Il y a différents types de râteaux selon Bénabar. « Y a le râteau héroïque qui se ramasse en public », ou bien encore « le râteau qui se la pète quand la fille est une vedette » et aussi « le râteau du romantique qui le rumine en musique ». Ce sont tous ces râteaux que Bénabar a mis en musique pour en faire l'un des titres de son nouvel album "Les bénéfices du doute", sorti au mois de décembre et déjà écoulé à plus de 120.000 unités. Joli succès pour le chanteur qui n'a pas sa langue dans sa poche, fier de ne pas chercher à tout prix à rester "Politiquement correct", quitte à dire « J't'emmerdre » si nécessaire.
Le ton de ce sixième opus est donné, les détracteurs n'ont qu'à bien se tenir.
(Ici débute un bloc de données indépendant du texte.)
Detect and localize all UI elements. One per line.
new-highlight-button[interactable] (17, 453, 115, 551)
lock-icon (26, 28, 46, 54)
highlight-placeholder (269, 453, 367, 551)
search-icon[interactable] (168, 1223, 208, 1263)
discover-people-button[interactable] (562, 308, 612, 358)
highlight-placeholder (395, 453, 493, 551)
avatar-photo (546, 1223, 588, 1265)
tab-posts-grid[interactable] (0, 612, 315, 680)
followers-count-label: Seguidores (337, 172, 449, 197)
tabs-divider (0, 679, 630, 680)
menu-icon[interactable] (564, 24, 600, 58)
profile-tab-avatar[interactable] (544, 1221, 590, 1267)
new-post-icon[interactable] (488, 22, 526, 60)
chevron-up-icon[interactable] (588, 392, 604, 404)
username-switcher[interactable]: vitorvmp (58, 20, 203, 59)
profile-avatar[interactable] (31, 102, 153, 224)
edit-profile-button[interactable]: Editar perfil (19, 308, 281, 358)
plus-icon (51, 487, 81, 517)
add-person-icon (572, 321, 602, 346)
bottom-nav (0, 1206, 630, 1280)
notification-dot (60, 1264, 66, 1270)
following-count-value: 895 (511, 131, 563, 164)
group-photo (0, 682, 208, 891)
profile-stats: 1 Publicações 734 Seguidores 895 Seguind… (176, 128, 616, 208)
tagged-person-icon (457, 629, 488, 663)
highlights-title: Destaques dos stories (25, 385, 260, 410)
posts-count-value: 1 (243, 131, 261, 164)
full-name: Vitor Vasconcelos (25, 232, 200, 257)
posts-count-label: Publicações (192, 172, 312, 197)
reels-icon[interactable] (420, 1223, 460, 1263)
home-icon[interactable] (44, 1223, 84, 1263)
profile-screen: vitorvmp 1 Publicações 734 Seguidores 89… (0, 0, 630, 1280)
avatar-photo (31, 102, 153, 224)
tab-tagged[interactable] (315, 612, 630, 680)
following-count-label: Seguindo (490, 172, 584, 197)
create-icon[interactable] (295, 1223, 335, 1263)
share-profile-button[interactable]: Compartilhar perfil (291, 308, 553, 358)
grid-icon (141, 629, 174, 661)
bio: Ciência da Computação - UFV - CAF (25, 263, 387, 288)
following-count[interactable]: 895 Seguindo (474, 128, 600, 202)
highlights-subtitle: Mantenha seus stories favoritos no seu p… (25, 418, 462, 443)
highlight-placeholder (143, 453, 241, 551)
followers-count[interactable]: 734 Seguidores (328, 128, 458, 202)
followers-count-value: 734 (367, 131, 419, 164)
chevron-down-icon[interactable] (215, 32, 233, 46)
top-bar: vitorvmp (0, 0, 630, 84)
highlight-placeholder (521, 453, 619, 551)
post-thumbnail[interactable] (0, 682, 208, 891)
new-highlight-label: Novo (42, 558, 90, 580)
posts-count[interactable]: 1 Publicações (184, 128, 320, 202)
A travers treize nouveaux titres et avec une écriture moins poétique et plus directe, Bénabar chante l'alcoolisme, qu'il réduit à une bouteille vide : « Après de près, quand on se réveille / On voit que ce n'est qu'une bouteille… vide » ("Après de près"). La chanson "Différents" se veut différente : l'artiste fait remarquer à juste titre que les dictateurs et les tortionnaires ressemblent malheureusement à tout un chacun. Alors que beaucoup disent qu'Hitler n'a rien d'humain, Bénabar fait le triste constat du contraire : les méchants ne ressemblent pas aux monstres des contes pour enfants. Enfin, "L'agneau" ne laissera personne sur sa faim ! Bénabar revisite l'expression "suivre comme un mouton de Panurge" dans cette chanson entraînante. Voilà pour le meilleur... qui côtoie le moins bon sur ce disque.
Quoi qu'il en soit, Bénabar interprétera toutes ces chansons dans le cadre d'une tournée française qui démarrera le 16 février par un passage à Reims. L'artiste se produira sur scène jusqu'au 3 août. Trois dates au Zénith de Paris sont programmées du 22 au 24 mars.